Altered Expression of Cytoskeletal and Axonal Proteins in Oxaliplatin-Induced Neuropathy

Oxaliplatin is a platinum compound widely used in the treatment of some solid tumors. Despite its usefulness, oxaliplatin-associated neurotoxicity represents the main dose-limiting factor of this drug. This study examined the structural neuronal effects of oxaliplatin treatment in spinal and supraspinal levels.Protein expression was investigated in the mouse cortex, thalamus, periaqueductal grey (PAG) matter and spinal cord (SC) by Western blotting. Thermal nociception was assessed by the hot plate test.Results indicate a reduction in the levels of growth associated protein-43 (GAP43) in the cortex and SC areas at the end of thermal hyperalgesic response, while a decrease in neurofilament-H (NfH) phosphorylation was observed in the SC on day 21 when the pain-related manifestation reaches the neurotoxic peak.

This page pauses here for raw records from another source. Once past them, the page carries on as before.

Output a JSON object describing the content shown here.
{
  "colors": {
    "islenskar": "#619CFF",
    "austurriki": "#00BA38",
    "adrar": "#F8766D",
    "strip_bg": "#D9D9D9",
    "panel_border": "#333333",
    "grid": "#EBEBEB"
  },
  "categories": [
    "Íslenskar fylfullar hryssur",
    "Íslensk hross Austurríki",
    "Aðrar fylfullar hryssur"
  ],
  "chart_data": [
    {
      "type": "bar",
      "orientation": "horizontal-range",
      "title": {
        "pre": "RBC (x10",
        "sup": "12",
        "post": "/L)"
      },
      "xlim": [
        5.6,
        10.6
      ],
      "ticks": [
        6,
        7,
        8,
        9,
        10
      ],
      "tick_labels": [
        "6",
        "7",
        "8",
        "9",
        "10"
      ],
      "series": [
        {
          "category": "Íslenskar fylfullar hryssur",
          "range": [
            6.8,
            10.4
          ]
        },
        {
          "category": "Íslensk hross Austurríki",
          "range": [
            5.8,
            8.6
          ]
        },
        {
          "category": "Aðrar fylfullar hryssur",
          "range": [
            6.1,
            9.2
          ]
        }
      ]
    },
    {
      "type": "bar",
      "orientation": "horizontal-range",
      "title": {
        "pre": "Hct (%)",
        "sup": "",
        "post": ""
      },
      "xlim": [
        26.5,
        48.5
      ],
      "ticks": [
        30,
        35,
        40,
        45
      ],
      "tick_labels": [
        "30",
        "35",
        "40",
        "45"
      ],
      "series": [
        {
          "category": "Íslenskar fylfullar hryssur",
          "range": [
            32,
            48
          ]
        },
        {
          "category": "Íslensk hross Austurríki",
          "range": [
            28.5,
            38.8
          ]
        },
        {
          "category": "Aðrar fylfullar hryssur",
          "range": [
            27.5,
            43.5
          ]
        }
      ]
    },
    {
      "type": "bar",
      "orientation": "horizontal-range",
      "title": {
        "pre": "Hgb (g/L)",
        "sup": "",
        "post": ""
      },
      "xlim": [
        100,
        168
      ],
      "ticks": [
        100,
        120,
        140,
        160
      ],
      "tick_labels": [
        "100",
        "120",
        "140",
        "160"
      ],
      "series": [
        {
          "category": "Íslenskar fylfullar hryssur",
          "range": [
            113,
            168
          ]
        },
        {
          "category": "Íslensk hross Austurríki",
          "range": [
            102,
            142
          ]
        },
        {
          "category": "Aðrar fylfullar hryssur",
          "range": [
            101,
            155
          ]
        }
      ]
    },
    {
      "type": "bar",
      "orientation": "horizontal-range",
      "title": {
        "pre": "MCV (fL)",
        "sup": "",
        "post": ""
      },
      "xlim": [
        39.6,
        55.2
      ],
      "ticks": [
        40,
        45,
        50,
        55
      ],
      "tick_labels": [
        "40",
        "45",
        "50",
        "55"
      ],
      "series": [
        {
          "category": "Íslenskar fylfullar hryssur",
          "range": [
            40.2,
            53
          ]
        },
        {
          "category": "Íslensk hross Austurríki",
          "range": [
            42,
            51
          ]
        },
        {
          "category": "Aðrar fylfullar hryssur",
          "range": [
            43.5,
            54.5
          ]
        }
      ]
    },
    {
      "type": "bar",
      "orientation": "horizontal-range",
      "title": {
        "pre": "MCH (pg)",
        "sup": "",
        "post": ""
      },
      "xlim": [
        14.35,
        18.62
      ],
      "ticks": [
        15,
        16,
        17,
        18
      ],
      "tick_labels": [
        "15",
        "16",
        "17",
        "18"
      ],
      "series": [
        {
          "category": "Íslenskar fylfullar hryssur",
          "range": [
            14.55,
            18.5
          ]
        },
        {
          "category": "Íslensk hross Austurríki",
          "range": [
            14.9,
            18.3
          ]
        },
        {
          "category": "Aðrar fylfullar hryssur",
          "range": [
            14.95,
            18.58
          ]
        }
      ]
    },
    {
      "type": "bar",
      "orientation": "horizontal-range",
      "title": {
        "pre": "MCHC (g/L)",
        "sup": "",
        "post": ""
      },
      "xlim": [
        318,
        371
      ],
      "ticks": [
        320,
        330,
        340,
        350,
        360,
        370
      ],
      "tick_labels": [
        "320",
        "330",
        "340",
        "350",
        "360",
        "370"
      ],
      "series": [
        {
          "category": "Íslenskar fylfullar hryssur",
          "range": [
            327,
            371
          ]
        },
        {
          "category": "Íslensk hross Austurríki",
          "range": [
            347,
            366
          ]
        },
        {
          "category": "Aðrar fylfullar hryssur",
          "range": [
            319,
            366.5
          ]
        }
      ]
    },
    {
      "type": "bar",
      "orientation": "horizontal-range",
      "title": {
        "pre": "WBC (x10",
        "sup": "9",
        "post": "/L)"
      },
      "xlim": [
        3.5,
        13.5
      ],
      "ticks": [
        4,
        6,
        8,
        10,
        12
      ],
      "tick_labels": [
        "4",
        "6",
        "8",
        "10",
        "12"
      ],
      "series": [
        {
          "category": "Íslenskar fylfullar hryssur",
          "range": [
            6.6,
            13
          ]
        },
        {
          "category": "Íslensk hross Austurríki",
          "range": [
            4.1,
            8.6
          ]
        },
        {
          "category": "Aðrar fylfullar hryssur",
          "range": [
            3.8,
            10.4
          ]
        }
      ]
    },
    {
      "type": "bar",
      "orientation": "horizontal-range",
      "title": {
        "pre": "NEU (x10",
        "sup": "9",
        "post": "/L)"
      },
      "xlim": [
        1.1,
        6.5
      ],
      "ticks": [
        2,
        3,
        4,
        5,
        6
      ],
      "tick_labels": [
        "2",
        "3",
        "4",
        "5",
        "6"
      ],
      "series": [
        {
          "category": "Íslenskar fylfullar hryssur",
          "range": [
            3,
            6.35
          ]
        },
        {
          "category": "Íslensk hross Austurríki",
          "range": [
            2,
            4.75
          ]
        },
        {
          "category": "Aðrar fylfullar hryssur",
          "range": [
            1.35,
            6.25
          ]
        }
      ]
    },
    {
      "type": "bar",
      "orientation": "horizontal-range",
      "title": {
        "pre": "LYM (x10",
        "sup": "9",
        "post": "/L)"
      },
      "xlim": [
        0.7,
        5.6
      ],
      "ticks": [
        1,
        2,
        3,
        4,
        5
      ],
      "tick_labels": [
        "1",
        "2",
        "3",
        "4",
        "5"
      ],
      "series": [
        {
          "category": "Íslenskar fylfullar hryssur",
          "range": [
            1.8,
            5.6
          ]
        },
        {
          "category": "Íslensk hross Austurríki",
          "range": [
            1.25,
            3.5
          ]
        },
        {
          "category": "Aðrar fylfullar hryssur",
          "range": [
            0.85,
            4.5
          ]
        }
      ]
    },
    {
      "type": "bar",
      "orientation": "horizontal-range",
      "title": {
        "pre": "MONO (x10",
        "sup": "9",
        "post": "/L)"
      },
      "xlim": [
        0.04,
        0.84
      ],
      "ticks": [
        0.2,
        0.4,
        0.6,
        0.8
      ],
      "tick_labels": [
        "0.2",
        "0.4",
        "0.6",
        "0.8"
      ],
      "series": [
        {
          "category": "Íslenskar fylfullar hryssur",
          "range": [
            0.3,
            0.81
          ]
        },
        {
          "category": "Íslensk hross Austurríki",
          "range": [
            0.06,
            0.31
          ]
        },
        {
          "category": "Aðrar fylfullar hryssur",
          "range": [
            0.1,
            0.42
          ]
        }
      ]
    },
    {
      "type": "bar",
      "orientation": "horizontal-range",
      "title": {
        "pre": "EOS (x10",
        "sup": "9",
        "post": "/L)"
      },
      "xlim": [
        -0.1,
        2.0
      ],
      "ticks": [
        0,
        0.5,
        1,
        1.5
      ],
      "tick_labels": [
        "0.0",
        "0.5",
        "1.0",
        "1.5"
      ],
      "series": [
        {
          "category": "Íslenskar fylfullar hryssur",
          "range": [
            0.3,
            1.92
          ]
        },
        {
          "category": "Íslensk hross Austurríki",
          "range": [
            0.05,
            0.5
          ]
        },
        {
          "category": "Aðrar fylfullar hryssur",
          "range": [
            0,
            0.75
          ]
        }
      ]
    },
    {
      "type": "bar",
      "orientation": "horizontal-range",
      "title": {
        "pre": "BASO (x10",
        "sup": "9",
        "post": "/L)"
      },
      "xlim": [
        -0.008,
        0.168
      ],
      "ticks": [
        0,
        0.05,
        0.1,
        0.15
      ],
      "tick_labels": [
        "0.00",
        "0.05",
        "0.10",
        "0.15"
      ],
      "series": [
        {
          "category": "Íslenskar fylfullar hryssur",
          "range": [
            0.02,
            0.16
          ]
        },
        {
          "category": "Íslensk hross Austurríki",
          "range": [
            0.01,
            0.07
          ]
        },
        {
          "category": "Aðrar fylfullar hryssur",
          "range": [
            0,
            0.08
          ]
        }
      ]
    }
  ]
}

Counteracting phosphorylated NfH content increases in the SC and cortex regions at day 28 as a result of the beginning of neuro-regeneration process. We also revealed that the levels of HuD, a neuronal-specific RNA-binding protein, decreased, demonstrating the same temporal and regional expression pattern of GAP43. Oxaliplatin chronic treatment induced a region-specific upregulation of γ isoform of protein kinase C (PKC) within thalamus and PAG, and the administration of a PKC inhibitor suggests that PKC activity in these brain regions must be required to maintain the thermal hyperalgesic state.These results suggest that changes in the protein levels of the regulatory and structural proteins are due to oxaliplatin-induced neurotoxicity and imply that there is a direct link between structural changes in the central nervous system and chemotherapy-induced neurotoxicity.